The U.S.’s counterpart to the UK Biobank, known as the All of Us Research Program, is a prospective study that’s aiming to enroll 1 million American adults and track their health status over time. Exposure information “promises to be exceptional” in this case, Thomson and colleagues said, but follow-up will suffer from a lack of standardized health data.
“In the United States…healthcare information is currently spread across numerous healthcare providers, making systematic follow-up difficult,” the authors wrote. “This may be one of the biggest limitations of large prospective studies being conducted in the United States.”
If follow-up in the All of Us program is going to work, they said, it will require “substantial ingenuity and effort.” Researchers will need to devise novel methods to access and standardize the health records of all 1 million patients.
2. Single-payer systems can cut the costs of clinical trials.

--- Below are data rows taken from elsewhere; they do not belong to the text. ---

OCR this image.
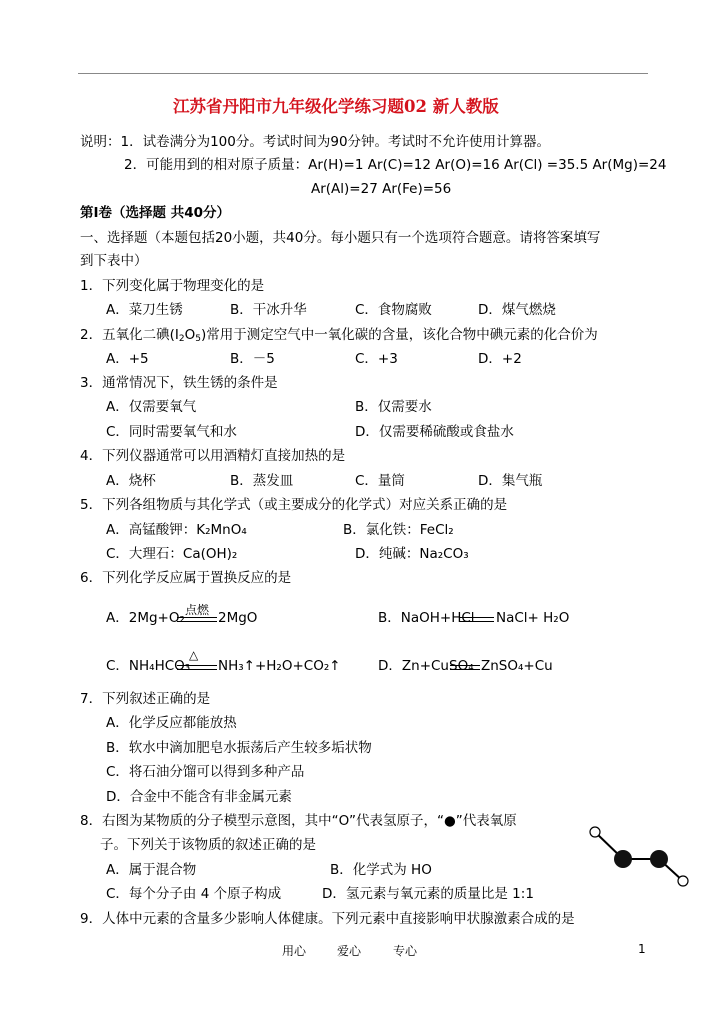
江苏省丹阳市九年级化学练习题02 新人教版
说明：1．试卷满分为100分。考试时间为90分钟。考试时不允许使用计算器。
2．可能用到的相对原子质量：Ar(H)=1 Ar(C)=12 Ar(O)=16 Ar(Cl) =35.5 Ar(Mg)=24
Ar(Al)=27 Ar(Fe)=56
第Ⅰ卷（选择题 共40分）
一、选择题（本题包括20小题，共40分。每小题只有一个选项符合题意。请将答案填写
到下表中）
1．下列变化属于物理变化的是
A．菜刀生锈	B．干冰升华	C．食物腐败	D．煤气燃烧
2．五氧化二碘$(I_2O_5)$常用于测定空气中一氧化碳的含量，该化合物中碘元素的化合价为
A．+5	B．－5	C．+3	D．+2
3．通常情况下，铁生锈的条件是
A．仅需要氧气	B．仅需要水
C．同时需要氧气和水	D．仅需要稀硫酸或食盐水
4．下列仪器通常可以用酒精灯直接加热的是
A．烧杯	B．蒸发皿	C．量筒	D．集气瓶
5．下列各组物质与其化学式（或主要成分的化学式）对应关系正确的是
A．高锰酸钾：K₂MnO₄	B．氯化铁：FeCl₂
C．大理石：Ca(OH)₂	D．纯碱：Na₂CO₃
6．下列化学反应属于置换反应的是
A．2Mg+O₂ 点燃 2MgO	B．NaOH+HCl NaCl+ H₂O
C．NH₄HCO₃
△
NH₃↑+H₂O+CO₂↑	D．Zn+CuSO₄ ZnSO₄+Cu
7．下列叙述正确的是
A．化学反应都能放热
B．软水中滴加肥皂水振荡后产生较多垢状物
C．将石油分馏可以得到多种产品
D．合金中不能含有非金属元素
8．右图为某物质的分子模型示意图，其中“O”代表氢原子，“●”代表氧原
子。下列关于该物质的叙述正确的是
A．属于混合物	B．化学式为 HO
C．每个分子由 4 个原子构成	D．氢元素与氧元素的质量比是 1:1
9．人体中元素的含量多少影响人体健康。下列元素中直接影响甲状腺激素合成的是
用心	爱心	专心	1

A trial like ASCEND (Aspirin for Coronary Events in Diabetes)—a randomized controlled trial that leveraged the NHS to both expand the size and reduce the cost of the study—would typically cost hundreds of millions of dollars, Thomson et al. said. But researchers were able to streamline the recruitment process for ASCEND, a trial that explored the efficacy of aspirin and omega-3 fatty acids in preventing CVD in people with diabetes mellitus, by identifying adults with diabetes from consolidated registries within the NHS.

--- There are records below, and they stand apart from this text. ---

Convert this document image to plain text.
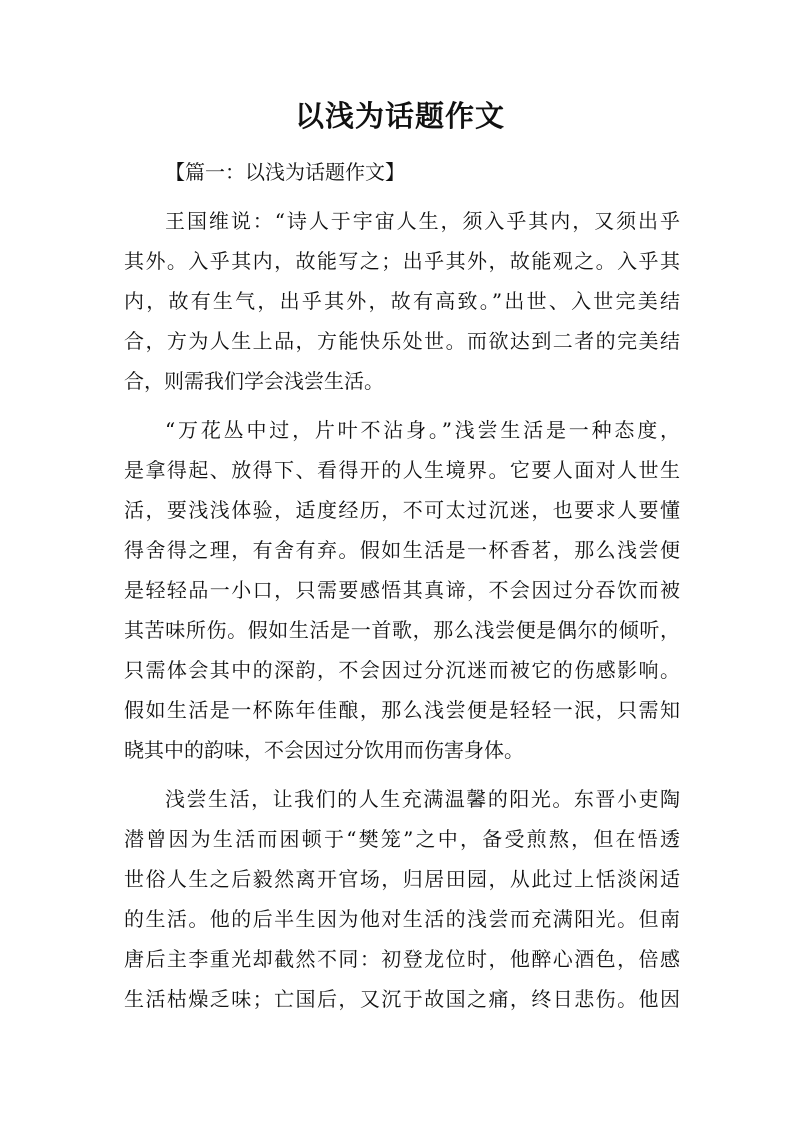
以浅为话题作文
【篇一：以浅为话题作文】
王国维说：“诗人于宇宙人生，须入乎其内，又须出乎
其外。入乎其内，故能写之；出乎其外，故能观之。入乎其
内，故有生气，出乎其外，故有高致。”出世、入世完美结
合，方为人生上品，方能快乐处世。而欲达到二者的完美结
合，则需我们学会浅尝生活。
“万花丛中过，片叶不沾身。”浅尝生活是一种态度，
是拿得起、放得下、看得开的人生境界。它要人面对人世生
活，要浅浅体验，适度经历，不可太过沉迷，也要求人要懂
得舍得之理，有舍有弃。假如生活是一杯香茗，那么浅尝便
是轻轻品一小口，只需要感悟其真谛，不会因过分吞饮而被
其苦味所伤。假如生活是一首歌，那么浅尝便是偶尔的倾听，
只需体会其中的深韵，不会因过分沉迷而被它的伤感影响。
假如生活是一杯陈年佳酿，那么浅尝便是轻轻一泯，只需知
晓其中的韵味，不会因过分饮用而伤害身体。
浅尝生活，让我们的人生充满温馨的阳光。东晋小吏陶
潜曾因为生活而困顿于“樊笼”之中，备受煎熬，但在悟透
世俗人生之后毅然离开官场，归居田园，从此过上恬淡闲适
的生活。他的后半生因为他对生活的浅尝而充满阳光。但南
唐后主李重光却截然不同：初登龙位时，他醉心酒色，倍感
生活枯燥乏味；亡国后，又沉于故国之痛，终日悲伤。他因
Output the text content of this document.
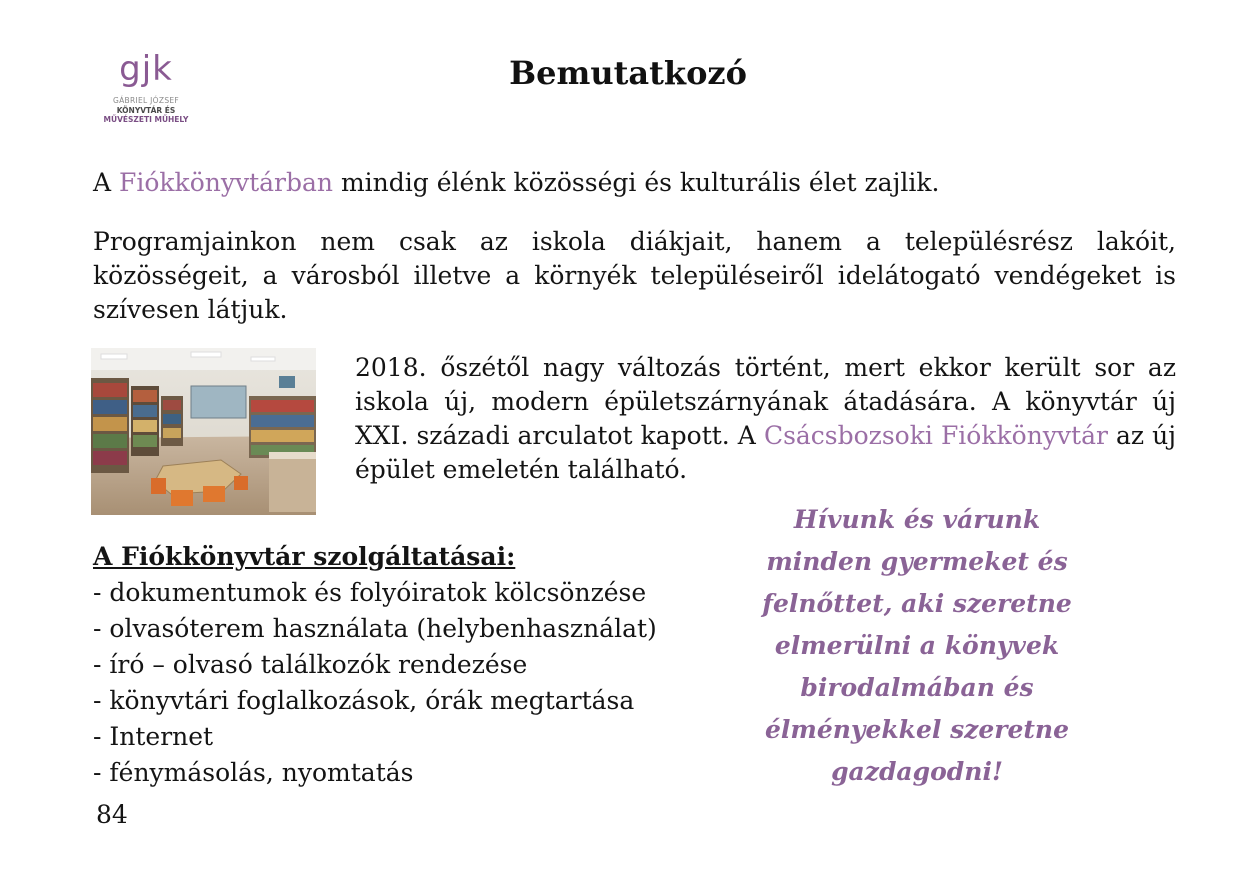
gjk
GÁBRIEL JÓZSEF
KÖNYVTÁR ÉS
MŰVÉSZETI MŰHELY
Bemutatkozó

A Fiókkönyvtárban mindig élénk közösségi és kulturális élet zajlik.

Programjainkon nem csak az iskola diákjait, hanem a településrész lakóit, közösségeit, a városból illetve a környék településeiről idelátogató vendégeket is szívesen látjuk.

2018. őszétől nagy változás történt, mert ekkor került sor az iskola új, modern épületszárnyának átadására. A könyvtár új XXI. századi arculatot kapott. A Csácsbozsoki Fiókkönyvtár az új épület emeletén található.

A Fiókkönyvtár szolgáltatásai:

- dokumentumok és folyóiratok kölcsönzése
- olvasóterem használata (helybenhasználat)
- író – olvasó találkozók rendezése
- könyvtári foglalkozások, órák megtartása
- Internet
- fénymásolás, nyomtatás
Hívunk és várunk minden gyermeket és felnőttet, aki szeretne elmerülni a könyvek birodalmában és élményekkel szeretne gazdagodni!
84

The ASCEND team targeted those patients and invited them via mail to participate in the study. The rest of the study was also conducted through snail mail; participants were sent new treatments through the mail and were followed-up with via mail and central registries. Ultimately, the trial followed more than 15,000 patients for an average of seven years and cost just $13 million.
3. A centralized system might help solve recruitment issues.
As shown in the ASCEND trial, streamlined recruitment with help from the NHS enabled researchers to conduct their trial at a lower cost and in an ideal set of patients. Identifying patients on a day-to-day basis as they present with disease is a slow process, Thomson and colleagues said, so the idea of a single system streamlining that process is attractive.
The authors said the consolidated nature of the NHS allows researchers to easily link their data to routine health records, reducing and in some cases even eliminating the need for costly, active follow-up.
“With careful planning and execution, the NHS’s health information system is being harnessed to conduct trials at a larger scale, more rapidly, at lower cost and with potentially longer follow-up than would otherwise be possible,” Thomson et al. wrote. “If the movement toward a single-payer healthcare system in the United States gains traction, its possible consequences are worth serious consideration. If lessons from the United Kingdom are any indication, the possibilities for medical research, at least, are promising.”